In the lift a slightly dizzy-making video on the ceiling simulated a journey all the way up into space, and while we didn’t go that high, we certainly got good views. It was interesting to be able to see how big Seoul really is from up there set against a backdrop of mountains – every usable patch of land has something built on to it, and industry snaked through valleys – and you can roughly identify the purposes of different areas as they were either entirely built up with skyscapers or not at all – there was no middle ground. We decided to wait for sundown and the gradual lighting up of the city, which was beautiful, but it did mean a longer queue for the lift on the way down. One highlight was going to the toilet, as the urinals were positioned on the edge of the observatory such that you could look out through a glass wall as you went about your business.

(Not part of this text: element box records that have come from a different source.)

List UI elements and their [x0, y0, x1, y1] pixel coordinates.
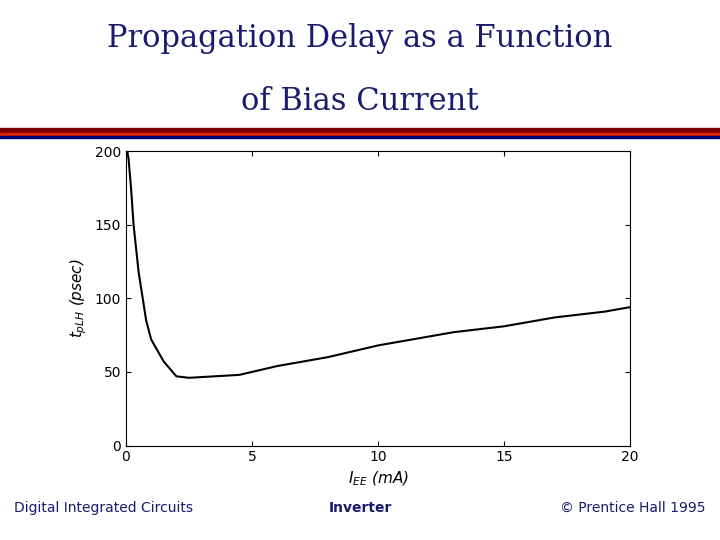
Y-axis label: $t_{pLH}$ (psec): $t_{pLH}$ (psec) — [68, 259, 89, 338]
X-axis label: $I_{EE}$ (mA): $I_{EE}$ (mA) — [348, 470, 408, 488]
Text: Digital Integrated Circuits: Digital Integrated Circuits — [14, 501, 194, 515]
Text: of Bias Current: of Bias Current — [241, 85, 479, 117]
Bar — [0, 128, 720, 133]
Text: Inverter: Inverter — [328, 501, 392, 515]
Bar — [0, 136, 720, 138]
Bar — [0, 133, 720, 136]
Text: Propagation Delay as a Function: Propagation Delay as a Function — [107, 23, 613, 55]
Text: © Prentice Hall 1995: © Prentice Hall 1995 — [560, 501, 706, 515]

We met a friend, Breanna, in Gongdeok for my Dad’s first tastes of Korean BBQ and soju. He enjoyed both. We took an unncessary stroll around Hongdae, the university area, where students converged together in mile-long club queues, before deciding it wasn’t quite that kind of night and transferring to Itaewon, the foreigner district, where we indulged in beer, shisha, hummus and religious debate for a couple of hours. By now it was approaching 2am, and the next few hazy hours were spent drinking in different bars until the closed, conversations getting increasingly ridiculous, picking up new friends as we went. There was still time for a kebab, which I suppose counted as breakfast as it wasn’t far off sunrise, before I was annoyed by our inability to find our way home and we stumbled into (hard) beds at almost 6 in the morning.
Needless to say, there was little energy or motivation to do anything too worthwhile the next morning before Dad left at 12, aside from trying to fit dozens of pairs of M&S socks and kilos of Cadburys chocolate from Mum into my bag. Despite all the great experiences I’m having here, they, and the weekend, remain a poignant reminder of what it is I’m missing about home.